The main challenge of generating the labelled dataset is that it must cover all industry sectors according to their relative importance within the UK economy. The first approach was to solely focus on companies being part of a start-up accelerator program. While companies found through this approach are likely to be deemed innovative in one or another way, they will hardly cover every possible industry. Precedence from Germany proposes that Bosch, a well-established company, is the most innovative across the German economy (Egeln et al., 2018). As Bosch and similarly established companies will most likely not enter an incubator program, I propose to use a novel approach of mapping the innovativeness of companies based on their website linking to generate a more industry-balanced labelled datasets while ensuring that newly founded ventures without many website links are not negated either. Eventually, the labelled dataset generation is based on two approaches. First, URL link network analysis using the PageRank centrality measure to rank the importance of a node in the network. Second, InnovateUK investment data published by the UK government.

Key Findings
This paper introduced a new framework on measuring innovativeness on a company-level. The main advantage of the proposed method is the scalability and cost-efficiency as it does not require a prolonged timeline like traditional survey-based approaches.
Further, no specific hardware is required, and openly available Python libraries suffice for the generation of the labelled dataset and the training of the machine learning algorithm. The findings will be split into the two main objectives of this paper.

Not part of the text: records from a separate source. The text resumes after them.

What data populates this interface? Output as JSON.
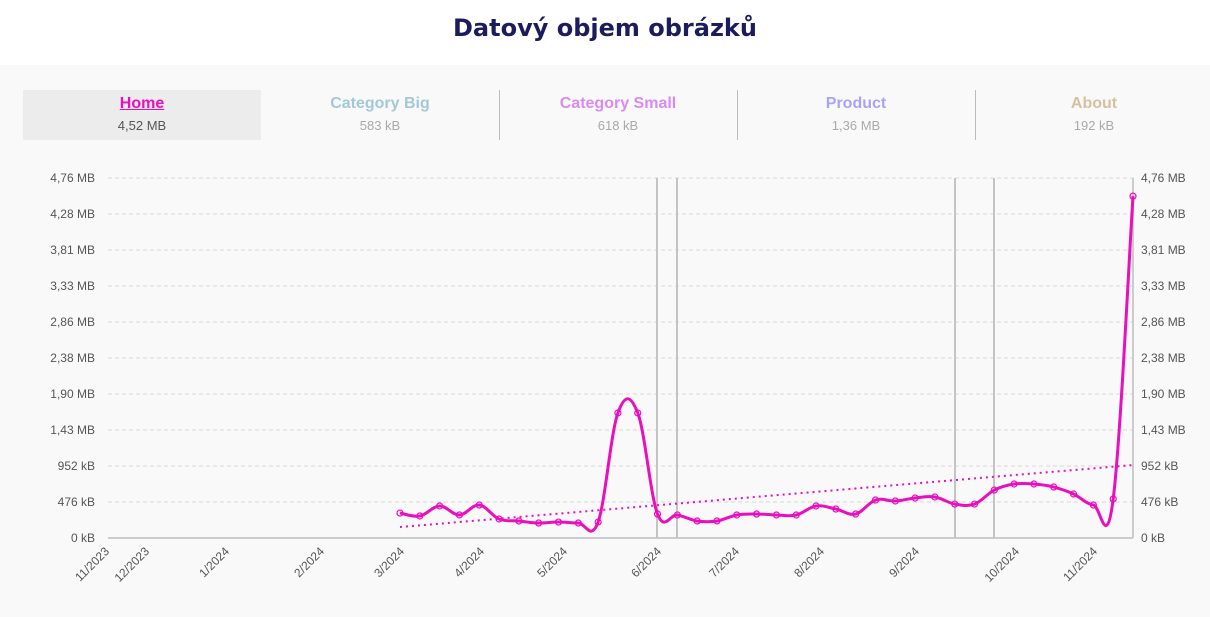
{
  "title": "Datový objem obrázků",
  "tabs": [
    {
      "label": "Home",
      "value": "4,52 MB",
      "color": "#e80fbf",
      "active": true
    },
    {
      "label": "Category Big",
      "value": "583 kB",
      "color": "#a3c9d6",
      "active": false
    },
    {
      "label": "Category Small",
      "value": "618 kB",
      "color": "#d98af2",
      "active": false
    },
    {
      "label": "Product",
      "value": "1,36 MB",
      "color": "#a9a2f7",
      "active": false
    },
    {
      "label": "About",
      "value": "192 kB",
      "color": "#d6c09e",
      "active": false
    }
  ],
  "chart_data": {
    "type": "line",
    "title": "",
    "xlabel": "",
    "ylabel": "",
    "unit": "kB",
    "ylim": [
      0,
      4760
    ],
    "y_ticks": [
      "0 kB",
      "476 kB",
      "952 kB",
      "1,43 MB",
      "1,90 MB",
      "2,38 MB",
      "2,86 MB",
      "3,33 MB",
      "3,81 MB",
      "4,28 MB",
      "4,76 MB"
    ],
    "x_ticks": [
      "11/2023",
      "12/2023",
      "1/2024",
      "2/2024",
      "3/2024",
      "4/2024",
      "5/2024",
      "6/2024",
      "7/2024",
      "8/2024",
      "9/2024",
      "10/2024",
      "11/2024"
    ],
    "grid": true,
    "series": [
      {
        "color": "#e80fbf",
        "values": [
          330,
          291,
          423,
          304,
          436,
          251,
          225,
          198,
          211,
          198,
          211,
          1653,
          1653,
          317,
          304,
          225,
          225,
          304,
          317,
          304,
          304,
          423,
          383,
          317,
          502,
          489,
          529,
          542,
          449,
          449,
          634,
          714,
          714,
          674,
          582,
          436,
          516,
          4520
        ]
      }
    ],
    "trendline": {
      "style": "dotted",
      "color": "#e80fbf",
      "start": 145,
      "end": 965
    },
    "annotations": {
      "type": "vertical-lines",
      "color": "#c4c4c4",
      "count": 4
    }
  }
}
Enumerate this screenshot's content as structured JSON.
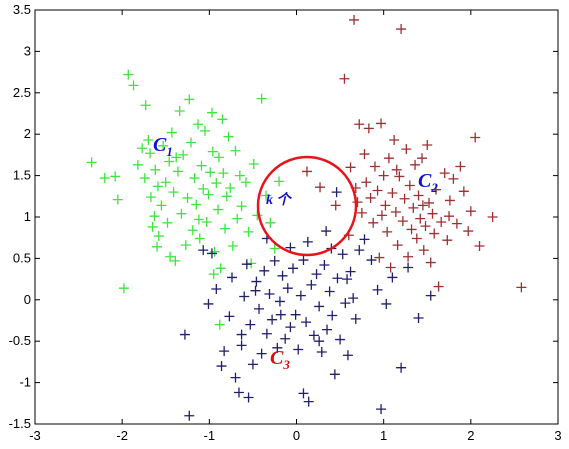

Generating a labelled dataset
Supervised machine learning tasks require labelled data to start with. However, often no such data is available for a narrow research objective. This paper introduced a framework to generate a labelled dataset based on a rigorous approach which is reproducible and scalable for any project and purpose. Moreover, it demonstrated a mean to evaluate different training sets and chose the most suitable one. Last but not least, additional guidance on how the labelled data can be validated was proposed.

One key advantage of the proposed framework is the cost-efficient generation of a labelled data set. While survey-based research requires several months to collect, clean, and analyse the data, the proposed approach provides the means to collect, clean and analyse similar data within less than a week. I do not indicate that survey-based methods are no longer valuable but rather that they may be combined with the comparably cheap and fast machine learning framework to enhance the overall accuracy. I propose that survey-based innovation research is done regularly such as every 5 years and the proposed machine learning framework on a more frequent, bi-annual basis. This would further establish a benchmark with which the machine learning framework as well as the survey can be compared to.

Scoring innovativeness
The machine learning algorithm achieved a high score and is promising. While it is undoubtable that the LinearSVC model outperforms the logistic regression, the overall performance, as usual, will depend on the training set. As pointed out earlier, Kinne and Lenz (2021) were able to use the extensive CIS survey data including firm-level granularity and, therefore, had a large sample of ranked companies to validate their models on. This paper, however, is limited by any extensive mean for validation.

To circumvent this challenge partially, a manually generated validation set was created and with binary variables classified whether the expected prediction should be “innovative” or “not innovative”.

While the results may not be taken as certain due to the small size of the validation set, it nevertheless indicates that the model would achieve a comparably solid classification of about 70%. Whether the final scores are appropriable or not remains a question to be further elaborated. While 70% may sound low, the question on how accurate traditional approaches are, remains. Eventually, the proposed machine learning algorithm must not be compared to the potential 100% accuracy but rather to the existing approaches.